The findings included:
Review of facility policy titled "Informed Consent" last revised 4/2019 revealed "...The nurse or other appropriate healthcare professional should place in the patient's medical record an executed informed consent...Specific informed consent is considered necessary for any procedures or treatments which are invasive and/or have potentially serious side effects or complications. These included but may not be limited to...Insertion of devices and/or appliances the skin...all procedures in which anesthesia is administered..."

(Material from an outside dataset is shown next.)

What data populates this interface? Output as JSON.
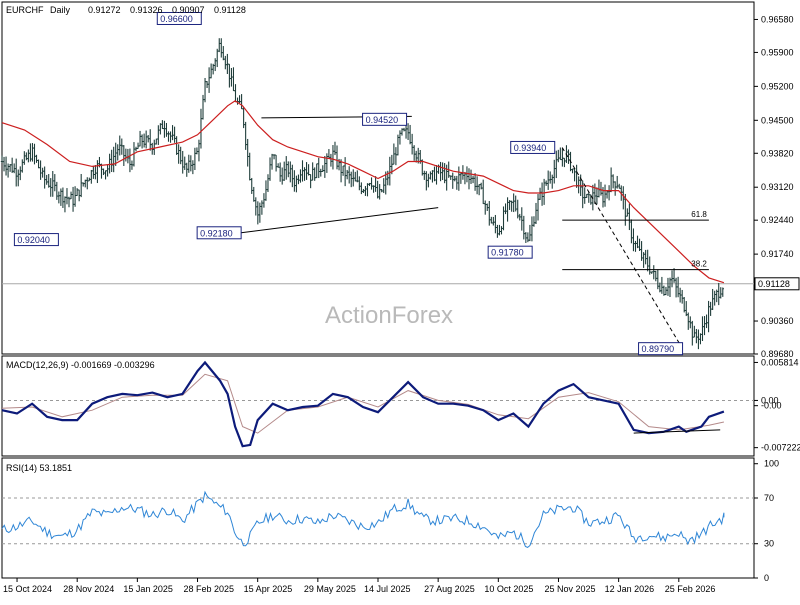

Review of the medical record revealed Patient #1 was admitted to the facility on 2/5/2021 with diagnosis of Non-ST Elevated Myocardial Infarction (a heart attack with the absence of ST wave elevation on an electrocardiogram).
Medical record review of a Nurse's Note dated 2/6/2021 at 8:00 AM revealed the patient was alert and oriented.
Medical record review of a review of a Cath Post Procedure Report dated 2/6/2021 at 8:27 AM revealed the patient had a Diagnostic Coronary Angiography with Left Heart Catheterization (surgical procedure where a catheter is inserted into the heart for diagnostic and medical treatment). Continued review of a Consent for Surgical or Invasive Treatment dated 2/6/2021 revealed the consent was not signed by Patient #1 or the patient's representative. Continued review revealed no properly executed informed consent was documented in the medical record.
During an interview on 2/23/2021 at 2:30 PM the Quality Director confirmed there was no properly executed informed consent documented in Patient #1's medical record for the heart catheterization performed on 2/6/2021.